Sunday, October 06, 2013

Fool me twice

Andrew Coyne has a suggestion as to how the Cons might extort some increased adherence to free-market fundamentalism from the provinces:
It’s the balance between spending and revenues, not just the totals, that matters. The federal government, as the PBO numbers show, will have substantial fiscal “room,” revenues in excess of what it needs to pay its bills, while the provinces will be in substantial structural deficit. Ottawa has the money, in other words, and the provinces need it — desperately.

This puts the feds in a very strong bargaining position. Rather than simply hand over the loot, as the provinces will inevitably demand, they can use it as leverage: a transfer of x number of GST points, say, in exchange for dismantling provincial trade barriers.

Ottawa will have the fiscal clout to bring some order at last to this chaotic economic union. It should begin thinking how to use it.
Of course, the first problem with Coyne's pretense to compromise is the fact that both proposed actions in fact represent hard-right steps: tax cuts and the elimination of regulations don't reflect a tradeoff, but a complete capitulation to the corporate agenda on the part of provincial governments who may not entirely agree with it.

And the "tax room" theory serves only to exacerbate inequality among the provinces - replacing fiscal federalism which provides stability for all provinces with a go-it-alone philosophy.

But let's put those general problems aside in favour of a more specific reality about the Cons' posturing around tax points. Because the Cons have made exactly the same promise of offering provinces tax room before - and then used any effort to follow up as an opportunity to bash the provincial governments in question.

Again, here's how Jim Flaherty first presented the Cons' GST cuts:
Our government firmly believes that unanticipated surpluses, the last area I wanted to mention, should be used primarily to reduce the debt and reduce federal taxes rather than to launch new policies in areas where the federal government is not best placed to design or deliver programs.

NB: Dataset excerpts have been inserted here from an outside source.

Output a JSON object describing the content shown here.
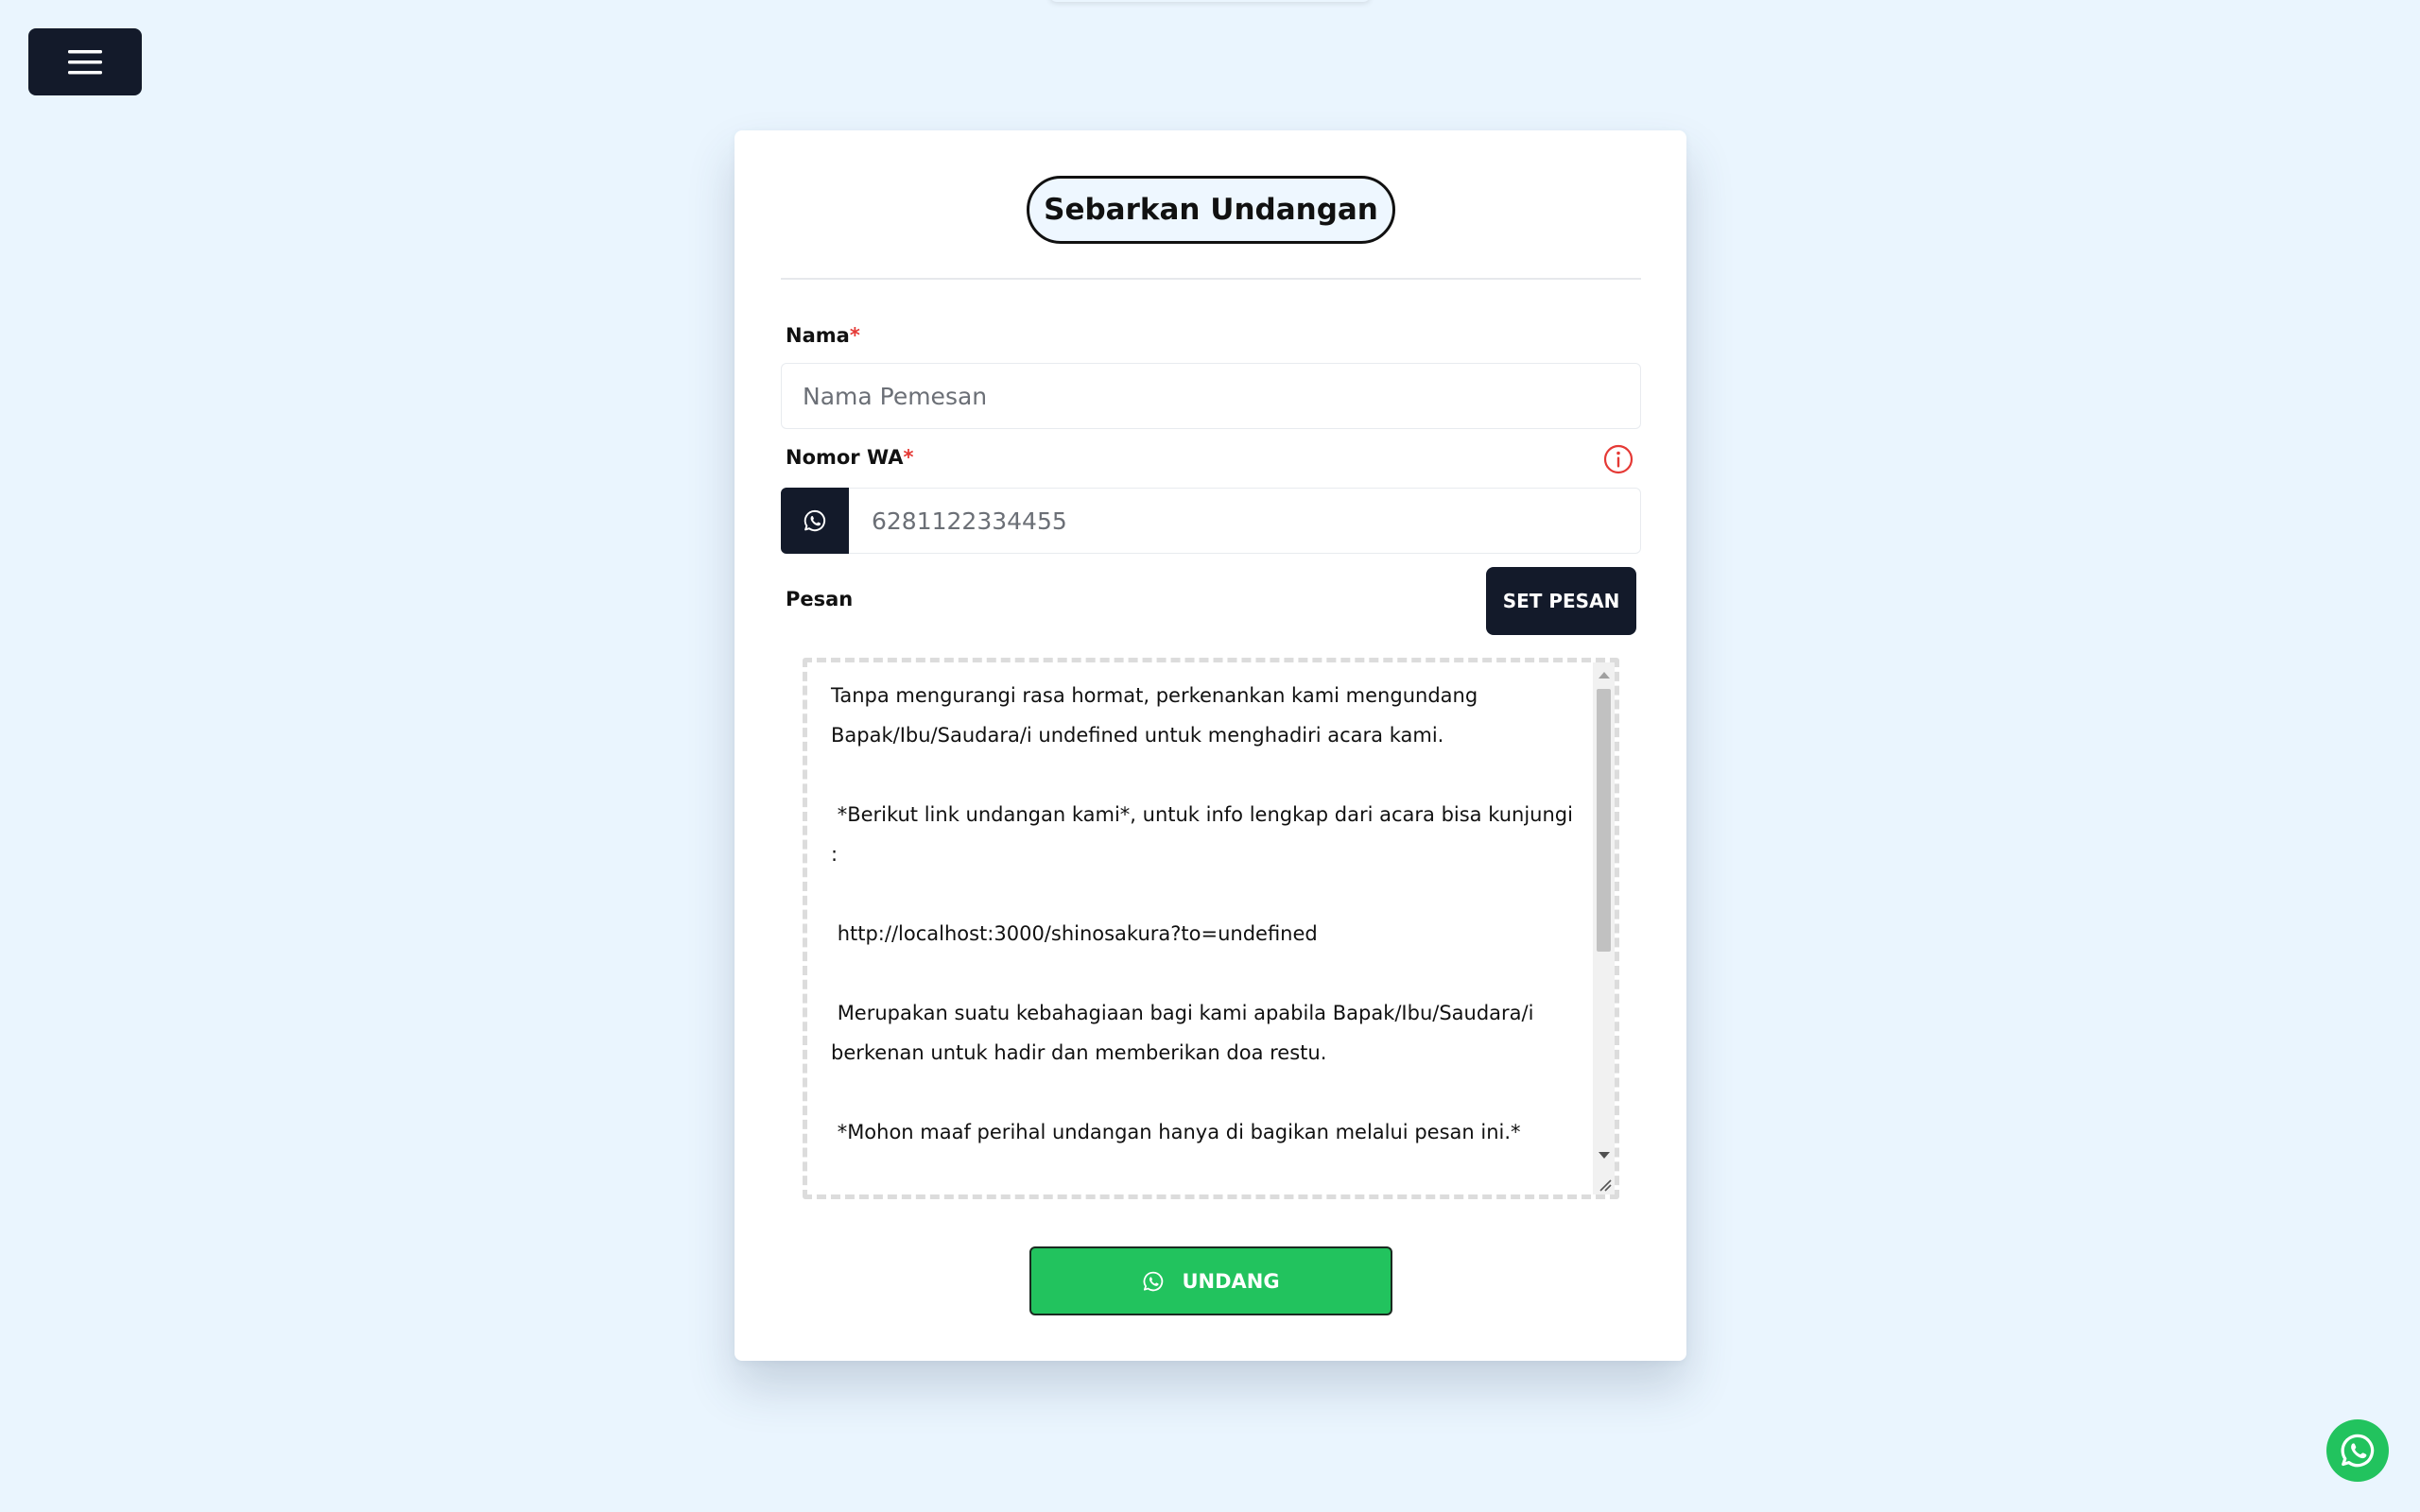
{
  "header": {
    "menu_icon": "hamburger-menu-icon"
  },
  "card": {
    "title": "Sebarkan Undangan",
    "name_field": {
      "label": "Nama",
      "required_mark": "*",
      "placeholder": "Nama Pemesan",
      "value": ""
    },
    "wa_field": {
      "label": "Nomor WA",
      "required_mark": "*",
      "placeholder": "6281122334455",
      "value": "",
      "addon_icon": "whatsapp-icon",
      "info_icon": "info-icon"
    },
    "message": {
      "label": "Pesan",
      "set_button": "SET PESAN",
      "text": "Tanpa mengurangi rasa hormat, perkenankan kami mengundang Bapak/Ibu/Saudara/i undefined untuk menghadiri acara kami.\n\n *Berikut link undangan kami*, untuk info lengkap dari acara bisa kunjungi :\n\n http://localhost:3000/shinosakura?to=undefined\n\n Merupakan suatu kebahagiaan bagi kami apabila Bapak/Ibu/Saudara/i berkenan untuk hadir dan memberikan doa restu.\n\n *Mohon maaf perihal undangan hanya di bagikan melalui pesan ini.*"
    },
    "submit_button": "UNDANG"
  },
  "floating_button": {
    "icon": "whatsapp-icon"
  },
  "colors": {
    "page_bg": "#eaf5fe",
    "dark": "#131a2a",
    "green": "#22c35e",
    "required": "#e53935"
  }
}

This, in turn, creates tax room that provinces and territories can consider filling for their specific needs and purposes.
So what happened when Ontario tried to take Flaherty up on the offer in order to fund public transit?
“We did not lower the GST to have it taken away from Ontarians by the Wynne government with a new sales tax hike,” said Flaherty, who cut the federal levy from 7 per cent to 5 per cent prior to harmonization.
In sum, any provincial leader would have to be painfully gullible to think that the Cons will let further federal tax slashing open the door to provincial revenue gathering. And so if the provinces have any desire to be able to deliver programs for the public benefit, their ask needs to be for direct funding - lest their bargaining position get all the worse with time.